A simulation-based optimization approach for analyzing ambulance diversion in emergency medical systems: application to an urban area of Rome

This paper deals with an important issue in Emergency Medical Systems, namely the overcrowding of the Emergency Departments (EDs). In particular, we propose a novel model based on Discrete Event Simulation (DES) for studying the Ambulance Diversion (AD), the strategy of temporarily redirect patients incoming by ambulance to another nearby ED when the receiving ED is overloaded. While AD can provide temporary relief to overcrowded EDs, it can be associated with significant risks and some healthcare organizations restrict or prohibit AD. On the other hand, many healthcare systems promote AD as collaboration between EDs, enabling load balancing across facilities, in the perspective of resource pooling policy in a ED network.

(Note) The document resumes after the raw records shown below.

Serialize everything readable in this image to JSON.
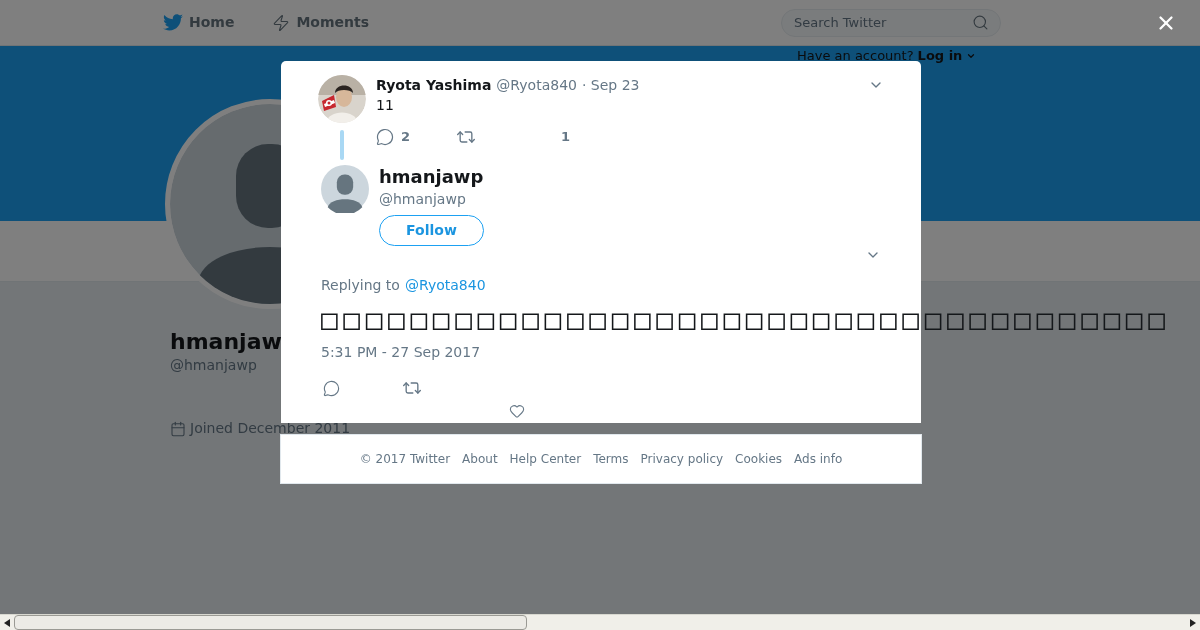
{
  "nav": {
    "items": [
      {
        "label": "Home",
        "kind": "home"
      },
      {
        "label": "Moments",
        "kind": "moments"
      }
    ]
  },
  "search": {
    "placeholder": "Search Twitter"
  },
  "login_prompt": {
    "text": "Have an account?",
    "link": "Log in"
  },
  "profile": {
    "name": "hmanjaw",
    "handle": "@hmanjawp",
    "joined": "Joined December 2011"
  },
  "modal": {
    "parent_tweet": {
      "name": "Ryota Yashima",
      "handle": "@Ryota840",
      "date": "· Sep 23",
      "text": "11",
      "reply_count": "2",
      "like_count": "1"
    },
    "tweet": {
      "name": "hmanjawp",
      "handle": "@hmanjawp",
      "follow_label": "Follow",
      "replying_prefix": "Replying to",
      "replying_to": "@Ryota840",
      "text": "□□□□□□□□□□□□□□□□□□□□□□□□□□□□□□□□□□□□□□",
      "timestamp": "5:31 PM - 27 Sep 2017"
    }
  },
  "footer": {
    "links": [
      "© 2017 Twitter",
      "About",
      "Help Center",
      "Terms",
      "Privacy policy",
      "Cookies",
      "Ads info"
    ]
  }
}
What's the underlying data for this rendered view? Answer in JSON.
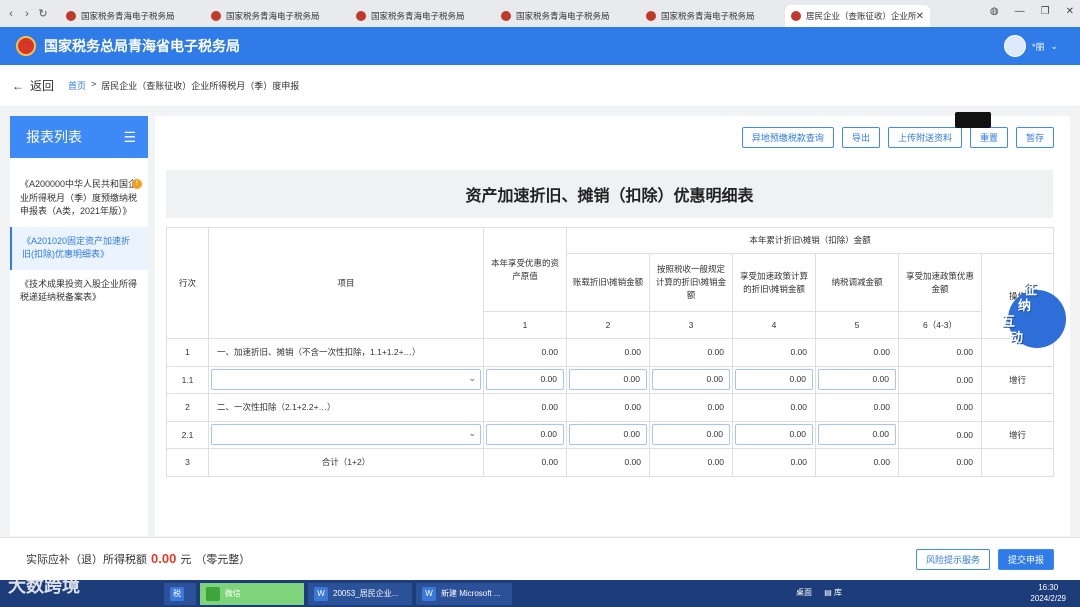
{
  "browser": {
    "tabs": [
      {
        "title": "国家税务青海电子税务局"
      },
      {
        "title": "国家税务青海电子税务局"
      },
      {
        "title": "国家税务青海电子税务局"
      },
      {
        "title": "国家税务青海电子税务局"
      },
      {
        "title": "国家税务青海电子税务局"
      },
      {
        "title": "居民企业（查账征收）企业所"
      }
    ]
  },
  "header": {
    "title": "国家税务总局青海省电子税务局",
    "user": "*丽"
  },
  "breadcrumb": {
    "back": "返回",
    "home": "首页",
    "sep": ">",
    "current": "居民企业（查账征收）企业所得税月（季）度申报"
  },
  "sidebar": {
    "title": "报表列表",
    "items": [
      {
        "label": "《A200000中华人民共和国企业所得税月（季）度预缴纳税申报表（A类，2021年版）》",
        "badge": "!"
      },
      {
        "label": "《A201020固定资产加速折旧(扣除)优惠明细表》"
      },
      {
        "label": "《技术成果投资入股企业所得税递延纳税备案表》"
      }
    ]
  },
  "toolbar": {
    "buttons": [
      "异地预缴税款查询",
      "导出",
      "上传附送资料",
      "重置",
      "暂存"
    ]
  },
  "form": {
    "title": "资产加速折旧、摊销（扣除）优惠明细表",
    "headers": {
      "row_no": "行次",
      "item": "项目",
      "original": "本年享受优惠的资产原值",
      "group": "本年累计折旧\\摊销（扣除）金额",
      "c2": "账载折旧\\摊销金额",
      "c3": "按照税收一般规定计算的折旧\\摊销金额",
      "c4": "享受加速政策计算的折旧\\摊销金额",
      "c5": "纳税调减金额",
      "c6": "享受加速政策优惠金额",
      "op": "操作",
      "n1": "1",
      "n2": "2",
      "n3": "3",
      "n4": "4",
      "n5": "5",
      "n6": "6（4-3）"
    },
    "rows": [
      {
        "no": "1",
        "label": "一、加速折旧、摊销（不含一次性扣除，1.1+1.2+…）",
        "v1": "0.00",
        "v2": "0.00",
        "v3": "0.00",
        "v4": "0.00",
        "v5": "0.00",
        "v6": "0.00",
        "op": ""
      },
      {
        "no": "1.1",
        "label": "",
        "v1": "0.00",
        "v2": "0.00",
        "v3": "0.00",
        "v4": "0.00",
        "v5": "0.00",
        "v6": "0.00",
        "op": "增行"
      },
      {
        "no": "2",
        "label": "二、一次性扣除（2.1+2.2+…）",
        "v1": "0.00",
        "v2": "0.00",
        "v3": "0.00",
        "v4": "0.00",
        "v5": "0.00",
        "v6": "0.00",
        "op": ""
      },
      {
        "no": "2.1",
        "label": "",
        "v1": "0.00",
        "v2": "0.00",
        "v3": "0.00",
        "v4": "0.00",
        "v5": "0.00",
        "v6": "0.00",
        "op": "增行"
      },
      {
        "no": "3",
        "label": "合计（1+2）",
        "v1": "0.00",
        "v2": "0.00",
        "v3": "0.00",
        "v4": "0.00",
        "v5": "0.00",
        "v6": "0.00",
        "op": ""
      }
    ]
  },
  "widget": {
    "line1": "征",
    "line2": "纳",
    "line3": "互",
    "line4": "动"
  },
  "footer": {
    "label": "实际应补（退）所得税额",
    "amount": "0.00",
    "unit": "元",
    "words": "（零元整）",
    "risk_button": "风险提示服务",
    "submit_button": "提交申报"
  },
  "taskbar": {
    "watermark": "大数跨境",
    "task_wechat": "微信",
    "task_doc1": "20053_居民企业...",
    "task_doc2": "新建 Microsoft ...",
    "desktop": "桌面",
    "lib": "库",
    "time": "16:30",
    "date": "2024/2/29"
  }
}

We analyze the effects of different AD strategies in terms of timely patient care, outcomes and healthcare costs, using the Simulation-Based Optimization (SBO) approach. In particular, we adopt an appropriate DES model for reproducing the operation of the ED network. Moreover, in our approach, an optimal resource allocation problem consisting of a bi-objective SBO problem is considered. The aim is to minimize the non-value added time spent by patients and the overall cost incurred by the ED network. In this way, for each ED and AD policy, a set of optimal points belonging to the Pareto frontier, representing an optimal resource allocation, can be obtained. Then, a real case study consisting of five large EDs in the urban area of Rome, Italy has been considered. The DES model of the ED network has been implemented using ARENA simulation software. The optimization phase adopted in the SBO approach is based on a recently proposed and publicly available multiobjective mixed-integer (constrained) derivative-free method.